Zudem ermögliche eine externe Evaluation die Darstellung des Profils der Schule. «Wir – wie andere Betriebe auch – müssen Rechenschaft ablegen über die Qualität unserer Arbeit. Aus diesem Grund braucht es diese Evaluationen.» Für Hodel steht aber fest: «Über die Tiefe und Breite der Evaluation könnte man diskutieren.» Mit anderen Worten: Die Evaluation könnte schlanker, mit weniger Aufwand für die Beteiligten, durchgeführt werden.

Aufwand wird seit langem hinterfragt
Die Diskussion um den Aufwand für die externen Evaluationen ist nicht neu. Der Lehrerinnen- und Lehrerverband des Kantons Luzern kritisiert den Aufwand schon seit geraumer Zeit. Heute sei die Diskussion aber eine andere, sagt Kaspar Bättig, Geschäftsführer des Verbandes. «Aktuell müssen wir uns fragen, ob wir uns Fremdevaluationen leisten können.» Die Antwort dürfte wohl negativ ausfallen, sagt er. «In Zeiten, wo Lehrpersonen eine Lektion kostenlos unterrichten müssen, sind solche Angebote unweigerlich zu hinterfragen.» Dass dies nun auch Kantonsräte einsehen würden, freut Bättig. «Denn es zeigt, dass die Abbaumassnahmen rund um die Bildung auch nicht bei allen Politikern gut ankommen.»

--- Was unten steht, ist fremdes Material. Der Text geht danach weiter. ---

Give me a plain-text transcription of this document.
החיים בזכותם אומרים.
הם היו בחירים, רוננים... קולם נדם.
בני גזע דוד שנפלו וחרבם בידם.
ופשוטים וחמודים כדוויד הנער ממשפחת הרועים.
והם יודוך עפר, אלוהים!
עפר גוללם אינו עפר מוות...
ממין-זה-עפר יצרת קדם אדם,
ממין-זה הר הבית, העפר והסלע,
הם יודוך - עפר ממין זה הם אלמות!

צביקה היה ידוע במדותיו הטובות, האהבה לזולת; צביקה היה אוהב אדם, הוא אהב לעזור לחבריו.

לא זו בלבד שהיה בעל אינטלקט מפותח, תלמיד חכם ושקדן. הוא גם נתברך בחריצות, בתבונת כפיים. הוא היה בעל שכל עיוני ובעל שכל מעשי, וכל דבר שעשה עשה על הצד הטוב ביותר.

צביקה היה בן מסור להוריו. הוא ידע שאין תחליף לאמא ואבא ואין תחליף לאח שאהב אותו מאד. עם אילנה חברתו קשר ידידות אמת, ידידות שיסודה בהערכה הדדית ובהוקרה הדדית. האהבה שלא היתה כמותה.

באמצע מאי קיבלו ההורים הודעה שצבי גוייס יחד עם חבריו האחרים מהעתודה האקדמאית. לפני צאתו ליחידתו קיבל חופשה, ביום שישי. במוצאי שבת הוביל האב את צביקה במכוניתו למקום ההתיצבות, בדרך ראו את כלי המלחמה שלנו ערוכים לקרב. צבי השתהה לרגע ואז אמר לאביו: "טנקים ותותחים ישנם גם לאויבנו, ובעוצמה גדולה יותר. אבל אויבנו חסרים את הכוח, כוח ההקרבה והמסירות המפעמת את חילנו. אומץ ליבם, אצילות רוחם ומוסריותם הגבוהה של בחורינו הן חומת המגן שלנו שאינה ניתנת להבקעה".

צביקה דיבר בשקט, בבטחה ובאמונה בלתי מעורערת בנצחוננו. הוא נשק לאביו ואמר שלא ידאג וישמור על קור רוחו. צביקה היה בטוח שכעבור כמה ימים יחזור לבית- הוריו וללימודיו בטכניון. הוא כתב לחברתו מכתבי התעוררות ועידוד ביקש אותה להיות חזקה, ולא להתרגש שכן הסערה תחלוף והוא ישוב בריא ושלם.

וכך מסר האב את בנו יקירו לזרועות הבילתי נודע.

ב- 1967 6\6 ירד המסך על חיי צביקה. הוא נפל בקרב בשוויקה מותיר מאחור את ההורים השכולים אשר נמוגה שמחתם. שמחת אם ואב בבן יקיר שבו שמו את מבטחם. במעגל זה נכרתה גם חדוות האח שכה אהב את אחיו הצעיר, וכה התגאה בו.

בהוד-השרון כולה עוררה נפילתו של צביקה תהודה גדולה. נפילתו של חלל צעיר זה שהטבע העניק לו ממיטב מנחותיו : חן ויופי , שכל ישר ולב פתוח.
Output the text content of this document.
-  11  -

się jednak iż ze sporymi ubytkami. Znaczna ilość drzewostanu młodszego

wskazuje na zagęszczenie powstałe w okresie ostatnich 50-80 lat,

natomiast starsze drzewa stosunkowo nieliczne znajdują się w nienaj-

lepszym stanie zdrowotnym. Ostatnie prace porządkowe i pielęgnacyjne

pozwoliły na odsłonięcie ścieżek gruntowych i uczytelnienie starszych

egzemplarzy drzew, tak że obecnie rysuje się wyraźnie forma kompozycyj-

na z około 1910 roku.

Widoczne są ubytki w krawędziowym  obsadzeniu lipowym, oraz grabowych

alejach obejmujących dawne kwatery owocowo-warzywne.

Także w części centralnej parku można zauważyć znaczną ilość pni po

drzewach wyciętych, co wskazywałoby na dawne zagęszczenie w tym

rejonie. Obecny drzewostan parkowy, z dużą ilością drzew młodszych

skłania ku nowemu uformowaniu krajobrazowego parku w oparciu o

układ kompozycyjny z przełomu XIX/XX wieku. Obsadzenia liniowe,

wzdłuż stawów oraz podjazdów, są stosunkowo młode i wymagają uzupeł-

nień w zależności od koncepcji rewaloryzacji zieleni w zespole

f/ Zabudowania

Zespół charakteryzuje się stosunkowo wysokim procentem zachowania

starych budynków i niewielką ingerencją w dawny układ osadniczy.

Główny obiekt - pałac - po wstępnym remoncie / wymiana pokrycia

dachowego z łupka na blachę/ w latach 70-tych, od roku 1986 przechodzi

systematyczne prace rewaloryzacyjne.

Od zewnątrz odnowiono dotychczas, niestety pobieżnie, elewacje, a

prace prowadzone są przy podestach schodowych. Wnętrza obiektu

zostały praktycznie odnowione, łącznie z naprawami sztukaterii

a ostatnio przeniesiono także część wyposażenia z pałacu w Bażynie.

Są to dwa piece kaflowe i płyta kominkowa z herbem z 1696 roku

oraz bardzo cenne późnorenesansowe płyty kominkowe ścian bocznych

Trotz Aufwand und Sparmassnahmen: Die externe Evaluation an Schulen sei notwendig, müsse aber bedarfsgerechter ­eingesetzt werden, betont er. Knechts Idee, dass die Schulleitungen und die Bildungskommissionen diese künftig in alleiniger Regie übernehmen, begrüsst Bättig nicht. «Ein System kann sich nicht selber kontrollieren.» Es brauche zwingend eine Aussensicht. Wegen der klammen Kantonskasse fordert der Verband jedoch die Sistierung der externen Evaluationen – «bis der Schulbetrieb im Kanton wieder voll finanziert werden kann». Charles Vincent, Leiter der Dienststelle Volksschulbildung im Kanton Luzern, nimmt zum Vorstoss keine Stellung, da es sich um einen laufenden Prozess handle.

Welche Kantonsräte die Motion mitunterzeichnen werden, kann Willi Knecht nicht sagen. Er betont jedoch, dass auch viele CVP- und FDP-Politiker die Fremdevaluation hinterfragen würden. Wird Knechts Motion an der Kantonsratssession vom kommenden Montag für dringlich erklärt, wird sie am Dienstag im Parlament behandelt.